Missing User Warnings

Medium
Confidence
93% confidence
Finding
The manifest requests read/write filesystem access, outbound network messaging, and cron registration, but does not clearly disclose these side effects in a user-facing consent or warning model. For a conversational TODO skill, silent persistence and scheduled outbound actions increase the risk of unauthorized data storage, surprise notifications, and long-lived automation beyond the user's expectations.

Vague Triggers

High
Confidence
96% confidence
Finding
The add-action trigger set is overly broad and includes common verbs and everyday phrases such as “做”, “看”, “买”, “问”, and “需要”, which can appear in normal conversation without any intent to create a TODO. In a cross-session personal task skill, accidental invocation can silently persist unintended tasks or reminders, creating integrity and privacy issues and causing follow-on notification spam.

Vague Triggers

Medium
Confidence
87% confidence
Finding
The done-action phrases include ambiguous conversational expressions like “搞定”, “✓”, and “已办”, which may occur casually or refer to something outside the TODO system. This can cause tasks to be marked complete incorrectly, reducing task-list integrity and potentially hiding important reminders the user still depends on.

Vague Triggers

High
Confidence
95% confidence
Finding
The delete-action triggers are broad and include generic phrases like “删掉”, “不要了”, and “取消那条” without requiring strong binding to a specific task. In a persistent personal TODO system, accidental or adversarially induced deletions can irreversibly remove reminders or scheduled notifications, leading to loss of important user data and missed obligations.

Missing User Warnings

Medium
Confidence
94% confidence
Finding
The script overwrites the user's crontab non-interactively by piping modified entries directly into `crontab -` without any confirmation, dry-run, or explicit consent step.
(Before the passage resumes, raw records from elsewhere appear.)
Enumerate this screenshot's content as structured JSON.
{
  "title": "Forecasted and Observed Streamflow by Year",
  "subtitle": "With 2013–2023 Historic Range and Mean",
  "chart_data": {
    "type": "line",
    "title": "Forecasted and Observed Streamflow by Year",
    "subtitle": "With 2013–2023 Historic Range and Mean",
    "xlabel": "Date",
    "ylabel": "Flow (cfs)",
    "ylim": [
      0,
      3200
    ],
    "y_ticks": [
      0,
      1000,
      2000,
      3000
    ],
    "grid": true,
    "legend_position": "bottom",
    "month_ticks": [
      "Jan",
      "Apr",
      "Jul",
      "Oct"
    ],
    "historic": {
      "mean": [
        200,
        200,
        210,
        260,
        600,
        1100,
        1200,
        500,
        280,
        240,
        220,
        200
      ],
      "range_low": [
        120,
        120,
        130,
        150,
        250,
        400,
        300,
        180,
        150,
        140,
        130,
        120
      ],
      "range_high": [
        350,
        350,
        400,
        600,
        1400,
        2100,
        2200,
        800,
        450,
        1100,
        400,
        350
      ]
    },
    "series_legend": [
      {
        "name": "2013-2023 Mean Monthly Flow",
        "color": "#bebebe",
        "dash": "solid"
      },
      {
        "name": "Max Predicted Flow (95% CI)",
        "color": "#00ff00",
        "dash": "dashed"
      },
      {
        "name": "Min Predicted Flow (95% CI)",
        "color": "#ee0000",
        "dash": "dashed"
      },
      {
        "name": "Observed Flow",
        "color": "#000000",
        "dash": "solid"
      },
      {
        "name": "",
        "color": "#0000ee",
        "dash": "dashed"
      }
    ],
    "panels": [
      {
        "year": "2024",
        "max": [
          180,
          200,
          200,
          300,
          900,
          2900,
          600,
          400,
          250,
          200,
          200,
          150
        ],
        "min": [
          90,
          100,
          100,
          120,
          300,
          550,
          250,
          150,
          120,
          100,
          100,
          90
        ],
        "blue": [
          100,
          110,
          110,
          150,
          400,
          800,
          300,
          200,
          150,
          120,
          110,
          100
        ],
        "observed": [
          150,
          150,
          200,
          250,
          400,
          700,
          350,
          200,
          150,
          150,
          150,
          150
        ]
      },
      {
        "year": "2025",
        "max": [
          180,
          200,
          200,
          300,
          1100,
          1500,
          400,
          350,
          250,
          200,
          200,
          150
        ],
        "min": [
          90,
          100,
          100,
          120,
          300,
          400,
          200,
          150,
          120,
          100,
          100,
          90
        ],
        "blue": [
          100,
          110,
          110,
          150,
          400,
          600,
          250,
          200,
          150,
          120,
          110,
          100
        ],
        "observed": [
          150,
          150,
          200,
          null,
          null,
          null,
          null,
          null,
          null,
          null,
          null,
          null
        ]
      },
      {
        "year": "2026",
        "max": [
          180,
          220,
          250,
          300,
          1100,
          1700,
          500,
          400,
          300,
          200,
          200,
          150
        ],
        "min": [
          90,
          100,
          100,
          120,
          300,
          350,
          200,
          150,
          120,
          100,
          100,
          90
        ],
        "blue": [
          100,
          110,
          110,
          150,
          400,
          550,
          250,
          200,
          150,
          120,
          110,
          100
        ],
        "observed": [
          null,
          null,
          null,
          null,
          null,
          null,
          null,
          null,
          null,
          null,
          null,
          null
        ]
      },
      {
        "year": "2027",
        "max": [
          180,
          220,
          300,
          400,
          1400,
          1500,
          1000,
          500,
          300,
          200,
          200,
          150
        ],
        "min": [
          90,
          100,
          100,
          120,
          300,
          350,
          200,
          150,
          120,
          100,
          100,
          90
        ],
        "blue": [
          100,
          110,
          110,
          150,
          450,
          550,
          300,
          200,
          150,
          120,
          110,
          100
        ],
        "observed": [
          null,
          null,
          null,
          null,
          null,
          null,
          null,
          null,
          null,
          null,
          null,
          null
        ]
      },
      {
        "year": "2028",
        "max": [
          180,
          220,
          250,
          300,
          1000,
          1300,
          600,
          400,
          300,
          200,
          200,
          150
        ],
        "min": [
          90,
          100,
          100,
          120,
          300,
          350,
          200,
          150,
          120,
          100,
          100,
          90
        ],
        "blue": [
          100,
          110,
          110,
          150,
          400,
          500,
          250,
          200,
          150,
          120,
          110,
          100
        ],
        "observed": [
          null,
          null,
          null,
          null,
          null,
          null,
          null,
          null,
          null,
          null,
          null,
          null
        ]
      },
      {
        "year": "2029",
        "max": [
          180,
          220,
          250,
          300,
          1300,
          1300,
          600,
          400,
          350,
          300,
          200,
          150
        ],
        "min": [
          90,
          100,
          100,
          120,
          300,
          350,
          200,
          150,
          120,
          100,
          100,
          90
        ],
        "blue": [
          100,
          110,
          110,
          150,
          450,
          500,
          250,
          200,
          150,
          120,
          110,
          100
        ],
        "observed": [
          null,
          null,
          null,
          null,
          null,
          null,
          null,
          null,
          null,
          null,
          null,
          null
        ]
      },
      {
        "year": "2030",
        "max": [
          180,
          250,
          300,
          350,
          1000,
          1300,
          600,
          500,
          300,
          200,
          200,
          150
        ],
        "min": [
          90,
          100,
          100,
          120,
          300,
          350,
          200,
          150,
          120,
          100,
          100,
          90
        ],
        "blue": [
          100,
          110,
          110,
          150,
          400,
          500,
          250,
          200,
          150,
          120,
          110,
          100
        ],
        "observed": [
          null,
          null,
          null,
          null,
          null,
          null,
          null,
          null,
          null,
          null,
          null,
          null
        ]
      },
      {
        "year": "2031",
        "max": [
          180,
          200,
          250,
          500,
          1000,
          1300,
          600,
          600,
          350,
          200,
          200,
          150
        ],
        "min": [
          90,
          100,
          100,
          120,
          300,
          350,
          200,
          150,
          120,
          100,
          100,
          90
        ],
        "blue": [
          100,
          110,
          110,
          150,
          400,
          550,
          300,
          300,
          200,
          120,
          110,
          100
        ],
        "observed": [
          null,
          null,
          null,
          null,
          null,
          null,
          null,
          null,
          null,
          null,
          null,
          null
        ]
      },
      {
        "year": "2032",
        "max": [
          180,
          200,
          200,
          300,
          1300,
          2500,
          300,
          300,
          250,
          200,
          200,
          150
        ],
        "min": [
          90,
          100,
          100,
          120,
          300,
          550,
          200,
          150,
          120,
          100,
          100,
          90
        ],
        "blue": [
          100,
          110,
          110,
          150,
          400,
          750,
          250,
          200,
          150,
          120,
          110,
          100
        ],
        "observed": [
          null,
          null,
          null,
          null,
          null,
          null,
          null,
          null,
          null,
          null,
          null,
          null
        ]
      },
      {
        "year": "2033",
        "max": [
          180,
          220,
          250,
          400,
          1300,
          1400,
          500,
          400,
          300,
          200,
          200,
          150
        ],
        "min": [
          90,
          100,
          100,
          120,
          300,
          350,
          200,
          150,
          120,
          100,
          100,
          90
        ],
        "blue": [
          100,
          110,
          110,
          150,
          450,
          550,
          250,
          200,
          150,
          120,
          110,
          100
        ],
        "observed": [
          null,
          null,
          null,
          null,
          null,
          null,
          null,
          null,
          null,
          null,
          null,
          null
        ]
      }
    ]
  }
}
In a personal TODO skill, persistence is expected, but silently installing scheduled jobs changes host state and can surprise users, create unwanted background execution, or clobber existing cron content if the filtering logic behaves unexpectedly.

Ssd 3

Medium
Confidence
96% confidence
Finding
The design explicitly stores full raw user inputs and exposes retrieval by raw_input, creating unnecessary retention of natural-language content that may include secrets, personal data, trading intent, or other sensitive context. Because this is a cross-session personal skill, the persistence and reuse of verbatim inputs increases the blast radius of accidental disclosure, debugging leaks, backups, or secondary reuse beyond the original reminder purpose.

Ssd 3

Medium
Confidence
94% confidence
Finding
Appending pending todo content into ETF reports propagates user-provided text into another document and context, which can leak sensitive information or embed untrusted text into outputs consumed elsewhere. In this skill, todos are natural-language and may contain personal reminders, market strategies, or identifiers, so copying them into reports increases exposure and weakens separation between private task data and publishable/reporting artifacts.

VirusTotal

65/65 vendors flagged this skill as clean.